Tonight Barack Obama will be addressing the nation from the Oval Office, his first such address. Typically, addresses of this sort are done in times of emergency or catastrophe. One thinks of Reagan’s touching address to the nation after the explosion of the space shuttle Challenger.
What this means is that the President has decided that the oil spill in the Gulf of Mexico is of sufficient importance to merit an address to the nation of this kind.
He’s right about that. Late to the party, but right.
My concern, unfounded at this point, is that Obama will revert to type and use the address as a way of polishing his own now tarnished reputation. I’m sure he will impart information about the Federal Government’s efforts in the Gulf, but if history is a guide the speech will more than likely be little more than an attempt to 1) sound tough and in command; 2) try to reverse his increasing negative ratings; 3) blame the Bush administration; and 4) advance a policy agenda, most likely Cap and Trade.
This calamity in the Gulf is not a political issue, but the President is the most intensely political person to ever hold the keys to the White House. He seems genuinely incapable of seeing that an environmental catastrophe of this sort transcends party lines, or he would not even be thinking along these lines:
“I think it’s fair to say, if six months ago, before this spill had happened, I had gone up to Congress and I had said we need to crack down a lot harder on oil companies and we need to spend more money on technology to respond in case of a catastrophic spill, there are folks up there, who will not be named, who would have said this is classic, big-government overregulation and wasteful spending.”

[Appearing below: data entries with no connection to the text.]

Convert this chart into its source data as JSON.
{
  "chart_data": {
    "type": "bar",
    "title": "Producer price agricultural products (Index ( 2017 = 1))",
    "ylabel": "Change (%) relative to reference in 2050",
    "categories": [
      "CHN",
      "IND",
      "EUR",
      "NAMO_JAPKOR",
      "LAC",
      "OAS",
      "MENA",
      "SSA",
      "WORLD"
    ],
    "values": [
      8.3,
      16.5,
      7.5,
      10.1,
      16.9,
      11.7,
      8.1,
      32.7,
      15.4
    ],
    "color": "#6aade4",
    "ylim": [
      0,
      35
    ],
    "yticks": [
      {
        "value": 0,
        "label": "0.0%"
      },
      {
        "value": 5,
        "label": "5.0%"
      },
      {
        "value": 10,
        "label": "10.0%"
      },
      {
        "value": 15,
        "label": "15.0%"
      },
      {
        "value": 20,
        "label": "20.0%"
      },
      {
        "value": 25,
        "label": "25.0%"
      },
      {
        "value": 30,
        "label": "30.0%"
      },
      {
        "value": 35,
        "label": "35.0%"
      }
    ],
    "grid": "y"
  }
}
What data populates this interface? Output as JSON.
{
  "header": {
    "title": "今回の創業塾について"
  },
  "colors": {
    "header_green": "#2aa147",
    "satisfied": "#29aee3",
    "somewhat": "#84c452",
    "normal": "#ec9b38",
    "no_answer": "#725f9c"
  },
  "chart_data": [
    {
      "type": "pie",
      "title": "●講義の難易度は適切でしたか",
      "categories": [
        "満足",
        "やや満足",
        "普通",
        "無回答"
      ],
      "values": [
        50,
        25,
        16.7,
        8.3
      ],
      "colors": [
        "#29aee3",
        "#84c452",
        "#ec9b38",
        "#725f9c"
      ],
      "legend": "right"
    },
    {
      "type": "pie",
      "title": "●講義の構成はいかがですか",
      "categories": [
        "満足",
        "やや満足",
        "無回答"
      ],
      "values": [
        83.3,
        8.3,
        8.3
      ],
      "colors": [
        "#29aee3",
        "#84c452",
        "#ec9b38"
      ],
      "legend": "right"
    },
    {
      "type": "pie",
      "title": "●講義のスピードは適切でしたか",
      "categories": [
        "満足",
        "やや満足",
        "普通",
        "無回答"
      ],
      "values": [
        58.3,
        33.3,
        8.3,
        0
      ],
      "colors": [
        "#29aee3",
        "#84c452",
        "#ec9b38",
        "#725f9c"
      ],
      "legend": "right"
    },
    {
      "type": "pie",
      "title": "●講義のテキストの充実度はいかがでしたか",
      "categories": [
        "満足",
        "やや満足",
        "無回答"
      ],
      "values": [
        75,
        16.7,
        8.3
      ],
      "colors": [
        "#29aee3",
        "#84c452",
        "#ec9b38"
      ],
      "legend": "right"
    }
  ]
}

It’s a ridiculous comment on a lot of levels (Dan Riehl has some here), but the most important level is that in a time of national emergency Barack Obama has managed to casually and egregiously insult the opposition party for no reason other than that’s just the way he rolls. The oil spill presented Obama with an opening to slap the Republicans, and he seized that opportunity. The fact that the Republicans had nothing to do with this is beside the point. This gem of Progressive thinking from Rahm Emanuel immediately leaps to mind:
“You don’t ever want a crisis to go to waste; it’s an opportunity to do important things that you would otherwise avoid.”
The important thing for Obama in the current crisis is not gratuitously insulting Republicans. That’s just a bonus. The important thing for Obama is getting his Cap and Trade energy policy passed. I’m betting that Obama, partisan hack that he is, will not be able to get through his speech tonight without reminding us that we need some type of comprehensive energy policy, that we need to move beyond fossil fuels, that we need to pass Cap and Trade. Of course, Cap and Trade doesn’t really have anything to do with oil, and while a world that doesn’t rely on fossil fuels may (or may not) be desirable it’s not going to happen any time soon. But that is irrelevant. There is a crisis in the Gulf now, and Obama has let it go to waste for nearly 60 days now.
That will likely change tonight.
Michelle Malkin’s on target with Obama’s revolting comparison of the Gulf to 9/11, while Mona Charen chimes in on what Obama should say (but won’t) on NRO.